Thirumoolar and Shaivism

 In Thirumoolar

The philosophy of yoga is based on knowledge passed down for thousands of years through sacred texts such as the Mahabarata (part of which is the Gita), the Sutras, Vedas, and, in our lineage, the Tirumantiram.

In this unit, we are going to delve into Shaivism (also spelled Saivism) because the Tirmantiram is definitely based on Shaivism. I want us to explore Shiva and other deities through the lens of Shaivism to help us gain a better understanding of the Tirumantiram, and, therefore, a better understanding of our lineage.

This does not mean that we have to be Shaivites to practice Thirumoolar’s yoga, although we certainly could be. Yoga is open to all, and we can all learn from other traditions. We experience a more well-rounded practice when we are willing to be open to learning from our sacred texts. Otherwise, we risk turning yoga into exercise only. It should be an exercise for the body, but it should be so much more.

When we follow the 8 Limbs, we are taking the sage advice of Patanjali, who also was most likely a Shaivite. See…/patanjali-the-luminous-sage

Of course, most yogis follow the 8 Limbs and they are not Shaivites. It’s the same thing with Thirumoolar; you don’t have to be a Shaivite to practice within our lineage.
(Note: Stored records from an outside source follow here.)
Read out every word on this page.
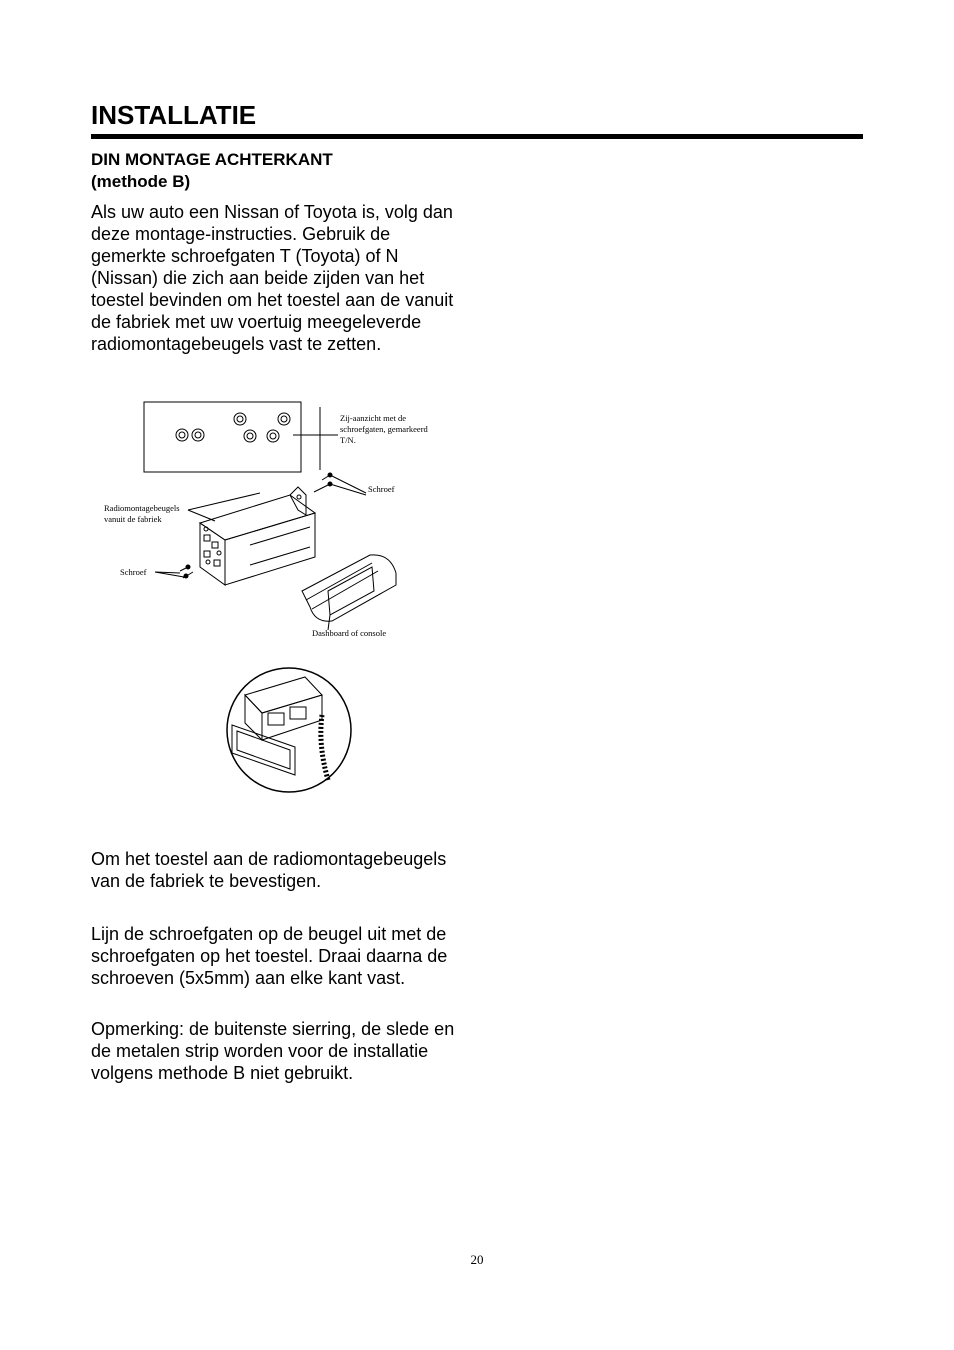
INSTALLATIE
DIN MONTAGE ACHTERKANT
(methode B)

Als uw auto een Nissan of Toyota is, volg dan deze montage-instructies. Gebruik de gemerkte schroefgaten T (Toyota) of N (Nissan) die zich aan beide zijden van het toestel bevinden om het toestel aan de vanuit de fabriek met uw voertuig meegeleverde radiomontagebeugels vast te zetten.

Zij-aanzicht met de schroefgaten, gemarkeerd T/N.
Schroef
Radiomontagebeugels vanuit de fabriek
Schroef
Dashboard of console

Om het toestel aan de radiomontagebeugels van de fabriek te bevestigen.

Lijn de schroefgaten op de beugel uit met de schroefgaten op het toestel. Draai daarna de schroeven (5x5mm) aan elke kant vast.

Opmerking: de buitenste sierring, de slede en de metalen strip worden voor de installatie volgens methode B niet gebruikt.

20
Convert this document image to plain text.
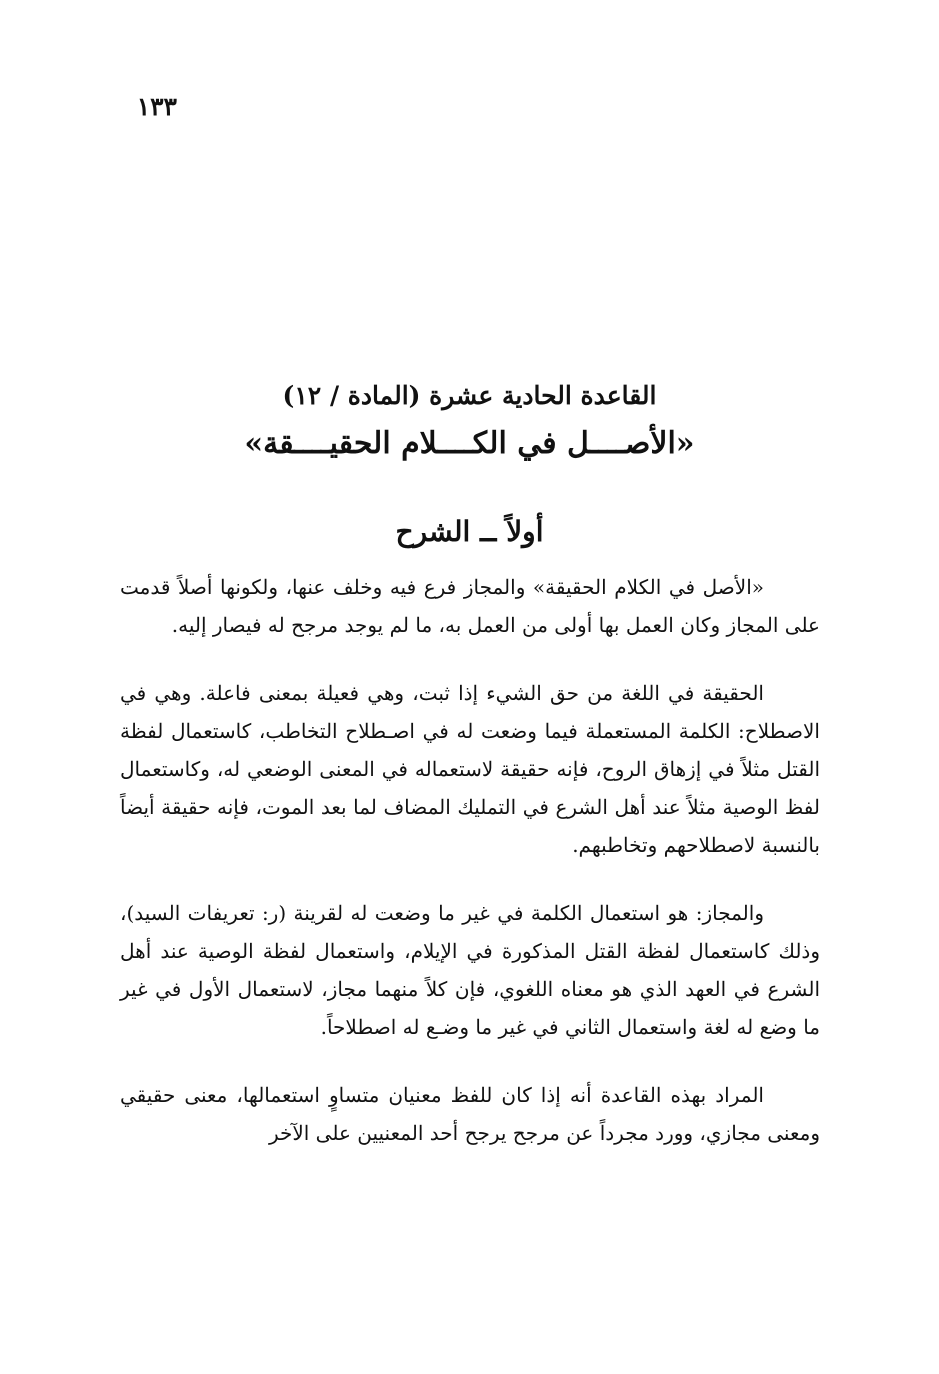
١٣٣
القاعدة الحادية عشرة (المادة / ١٢)
«الأصــــل في الكــــلام الحقيــــقة»
أولاً ــ الشرح

«الأصل في الكلام الحقيقة» والمجاز فرع فيه وخلف عنها، ولكونها أصلاً قدمت على المجاز وكان العمل بها أولى من العمل به، ما لم يوجد مرجح له فيصار إليه.

الحقيقة في اللغة من حق الشيء إذا ثبت، وهي فعيلة بمعنى فاعلة. وهي في الاصطلاح: الكلمة المستعملة فيما وضعت له في اصـطلاح التخاطب، كاستعمال لفظة القتل مثلاً في إزهاق الروح، فإنه حقيقة لاستعماله في المعنى الوضعي له، وكاستعمال لفظ الوصية مثلاً عند أهل الشرع في التمليك المضاف لما بعد الموت، فإنه حقيقة أيضاً بالنسبة لاصطلاحهم وتخاطبهم.

والمجاز: هو استعمال الكلمة في غير ما وضعت له لقرينة (ر: تعريفات السيد)، وذلك كاستعمال لفظة القتل المذكورة في الإيلام، واستعمال لفظة الوصية عند أهل الشرع في العهد الذي هو معناه اللغوي، فإن كلاً منهما مجاز، لاستعمال الأول في غير ما وضع له لغة واستعمال الثاني في غير ما وضـع له اصطلاحاً.

المراد بهذه القاعدة أنه إذا كان للفظ معنيان متساوٍ استعمالها، معنى حقيقي ومعنى مجازي، وورد مجرداً عن مرجح يرجح أحد المعنيين على الآخر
As we take this journey into deeper Thirumoolar studies, remember that God is your personal God. Thirumoolar worshipped Siva (also spelled Shiva) and there is much for us to learn from the Tirumantiram, no matter what our spiritual or religious beliefs are.
The same applies across all yogic sacred texts. You may or may not believe in reincarnation, but you still probably find some nuggets of wisdom from the Gita and Sutra. Please approach our studies here with the same open mind. Take what works for you and leave the rest.